"Kalkuliertes Risiko"


LOKALAUSGABE / KLEVE


KIES / Flughafengegner wollen weitere Baggerseen in der Nähe des Airports verhindern. Sie befürchten Gefahr für Flugzeuge.

KEVELAER/WEEZE. Die Flughafengegner machen sich Sorgen um die Sicherheit des Flugverkehrs auf Laarbruch: Das hört sich zunächst etwas absurd an. Ahmet Siegel, der Vorsitzende der Aktionsgemeinschaft und seine Mitstreiter meinen es aber bitterernst. Sie befürchten, dass durch die zahlreichen Baggerlöcher im Umkreis des Flughafens das Risiko steigt, dass ein Vogel mit einer landenden Maschine kollidiert. Deswegen wollen sie jetzt gegen weitere geplante Abgrabungen - etwa Bleickshof bei Kervenheim - Widerspruch einlegen.

Brisantes Gutachten

Die Aktionsgemeinschaft lehne die Abgrabungen nicht grundsätzlich ab, teilt sie mit: Sie wolle aber "auf gar keinen Fall eine Erhöhung der Flugsicherheitsrelevanz durch Vogelschlag tolerieren", ohne von ihrem Widerspruchsrecht Gebrauch gemacht zu haben.
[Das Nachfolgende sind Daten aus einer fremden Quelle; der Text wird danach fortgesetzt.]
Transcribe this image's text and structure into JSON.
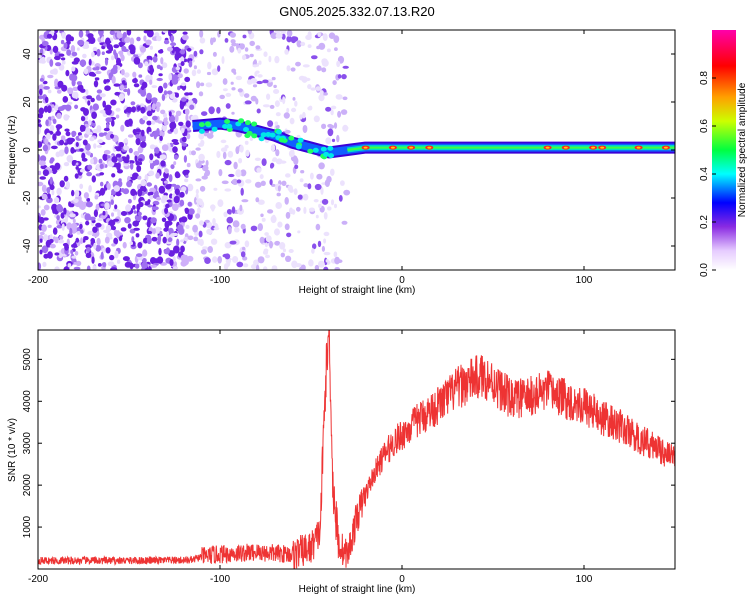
{
  "title": "GN05.2025.332.07.13.R20",
  "chart_data": [
    {
      "type": "heatmap",
      "xlabel": "Height of straight line (km)",
      "ylabel": "Frequency (Hz)",
      "xlim": [
        -200,
        150
      ],
      "ylim": [
        -50,
        50
      ],
      "x_ticks": [
        -200,
        -100,
        0,
        100
      ],
      "x_tick_labels": [
        "-200",
        "-100",
        "0",
        "100"
      ],
      "y_ticks": [
        -40,
        -20,
        0,
        20,
        40
      ],
      "y_tick_labels": [
        "-40",
        "-20",
        "0",
        "20",
        "40"
      ],
      "colorbar": {
        "label": "Normalized spectral amplitude",
        "range": [
          0,
          1
        ],
        "ticks": [
          0,
          0.2,
          0.4,
          0.6,
          0.8
        ],
        "tick_labels": [
          "0.0",
          "0.2",
          "0.4",
          "0.6",
          "0.8"
        ],
        "colors": [
          "#ffffff",
          "#d9b8ff",
          "#7a00ff",
          "#0000ff",
          "#00ffff",
          "#00ff00",
          "#ffff00",
          "#ff8000",
          "#ff0000",
          "#ff00aa"
        ]
      },
      "features": {
        "noise_region_x": [
          -200,
          -60
        ],
        "dense_noise_x": [
          -200,
          -115
        ],
        "signal_trace": [
          {
            "x": -115,
            "y": 10
          },
          {
            "x": -100,
            "y": 11
          },
          {
            "x": -90,
            "y": 10
          },
          {
            "x": -80,
            "y": 8
          },
          {
            "x": -70,
            "y": 6
          },
          {
            "x": -60,
            "y": 3
          },
          {
            "x": -50,
            "y": 1
          },
          {
            "x": -40,
            "y": -1
          },
          {
            "x": -30,
            "y": 0
          },
          {
            "x": -20,
            "y": 1
          },
          {
            "x": 0,
            "y": 1
          },
          {
            "x": 50,
            "y": 1
          },
          {
            "x": 100,
            "y": 1
          },
          {
            "x": 150,
            "y": 1
          }
        ],
        "hot_spots": [
          {
            "x": -20,
            "y": 1
          },
          {
            "x": -5,
            "y": 1
          },
          {
            "x": 5,
            "y": 1
          },
          {
            "x": 15,
            "y": 1
          },
          {
            "x": 80,
            "y": 1
          },
          {
            "x": 90,
            "y": 1
          },
          {
            "x": 105,
            "y": 1
          },
          {
            "x": 110,
            "y": 1
          },
          {
            "x": 130,
            "y": 1
          },
          {
            "x": 145,
            "y": 1
          }
        ]
      }
    },
    {
      "type": "line",
      "xlabel": "Height of straight line (km)",
      "ylabel": "SNR (10 * v/v)",
      "xlim": [
        -200,
        150
      ],
      "ylim": [
        0,
        5700
      ],
      "x_ticks": [
        -200,
        -100,
        0,
        100
      ],
      "x_tick_labels": [
        "-200",
        "-100",
        "0",
        "100"
      ],
      "y_ticks": [
        1000,
        2000,
        3000,
        4000,
        5000
      ],
      "y_tick_labels": [
        "1000",
        "2000",
        "3000",
        "4000",
        "5000"
      ],
      "series": [
        {
          "name": "SNR",
          "color": "#ee3333",
          "x": [
            -200,
            -150,
            -115,
            -110,
            -100,
            -80,
            -60,
            -50,
            -45,
            -42,
            -40,
            -38,
            -35,
            -30,
            -25,
            -20,
            -15,
            -10,
            -5,
            0,
            10,
            20,
            30,
            40,
            45,
            50,
            60,
            70,
            80,
            90,
            100,
            110,
            120,
            130,
            140,
            150
          ],
          "y": [
            200,
            200,
            210,
            300,
            350,
            400,
            350,
            500,
            900,
            4500,
            5700,
            2000,
            600,
            300,
            1200,
            1800,
            2300,
            2700,
            3000,
            3200,
            3600,
            3900,
            4300,
            4550,
            4600,
            4450,
            4050,
            4100,
            4250,
            4050,
            3900,
            3600,
            3400,
            3100,
            2900,
            2600
          ]
        }
      ]
    }
  ]
}
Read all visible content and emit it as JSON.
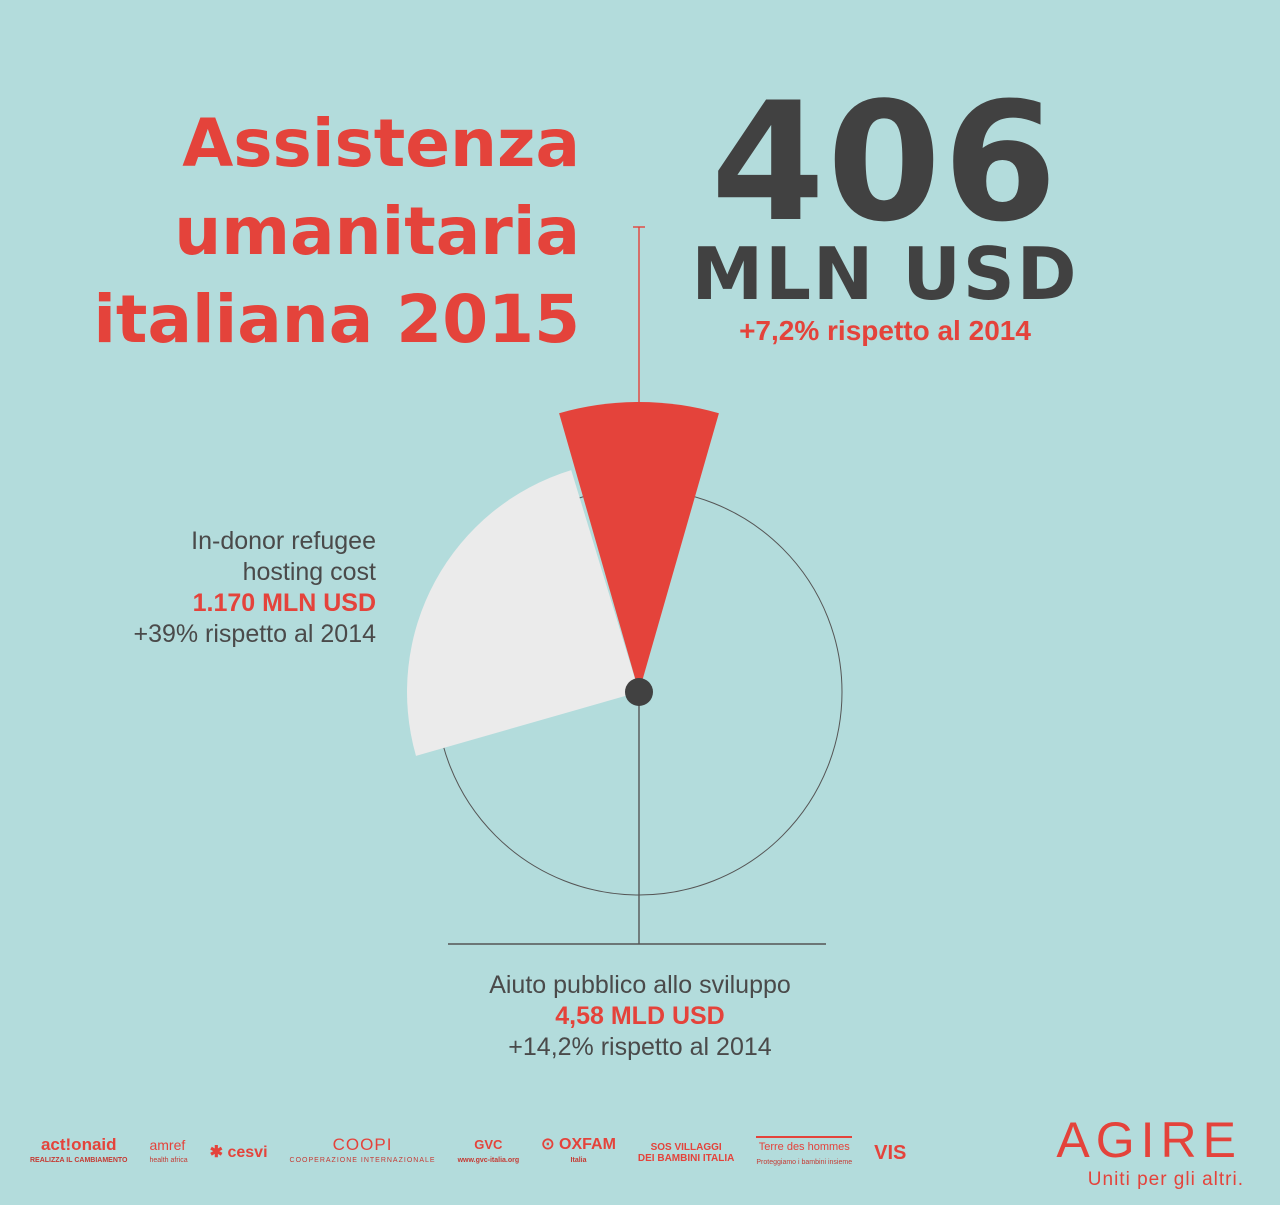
{
  "title": {
    "line1": "Assistenza",
    "line2": "umanitaria",
    "line3": "italiana 2015"
  },
  "humanitarian": {
    "value": "406",
    "unit": "MLN USD",
    "change": "+7,2% rispetto al 2014"
  },
  "refugee": {
    "label_line1": "In-donor refugee",
    "label_line2": "hosting cost",
    "value": "1.170 MLN USD",
    "change": "+39% rispetto al 2014"
  },
  "aps": {
    "label": "Aiuto pubblico allo sviluppo",
    "value": "4,58 MLD USD",
    "change": "+14,2% rispetto al 2014"
  },
  "colors": {
    "background": "#b3dcdc",
    "accent": "#e4433b",
    "dark": "#414141",
    "refugee_sector": "#ebebeb"
  },
  "chart_data": {
    "type": "pie",
    "categories": [
      "Assistenza umanitaria italiana 2015",
      "In-donor refugee hosting cost",
      "Aiuto pubblico allo sviluppo"
    ],
    "values": [
      406,
      1170,
      4580
    ],
    "units": [
      "MLN USD",
      "MLN USD",
      "MLN USD"
    ]
  },
  "logos": {
    "actionaid": {
      "name": "act!onaid",
      "tagline": "REALIZZA IL CAMBIAMENTO"
    },
    "amref": {
      "name": "amref",
      "sub": "health africa"
    },
    "cesvi": {
      "name": "cesvi"
    },
    "coopi": {
      "name": "COOPI",
      "sub": "COOPERAZIONE INTERNAZIONALE"
    },
    "gvc": {
      "name": "GVC",
      "url": "www.gvc-italia.org"
    },
    "oxfam": {
      "name": "OXFAM",
      "sub": "Italia"
    },
    "sos": {
      "line1": "SOS VILLAGGI",
      "line2": "DEI BAMBINI ITALIA"
    },
    "tdh": {
      "name": "Terre des hommes",
      "tagline": "Proteggiamo i bambini insieme"
    },
    "vis": {
      "name": "VIS"
    }
  },
  "agire": {
    "name": "AGIRE",
    "tagline": "Uniti per gli altri."
  }
}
Auf die Gefahr durch Vogelschlag habe man schon immer hingewiesen, sagt Ahmet Siegel und verweist auf ein Gutachten des Brüggener Experten Dr. Jochen Hild, der 1999 davon abgeraten hat, die Abgrabung Hüdderath zu genehmigen. "Viele Wasservögel wie z.B. Enten, Komoran, Möwen, Gänse usw. stellen nicht nur sehr schwere Vogelarten dar, sondern fliegen meist in Gesellschaft. Sie besitzen daher für die Luftfahrt große Flugsicherheitsrelevanz. Es muss davon ausgegangen werden, dass sich diese Arten im Laufe der Zeit auf dem Kiessee einfinden werden", schrieb Hild damals.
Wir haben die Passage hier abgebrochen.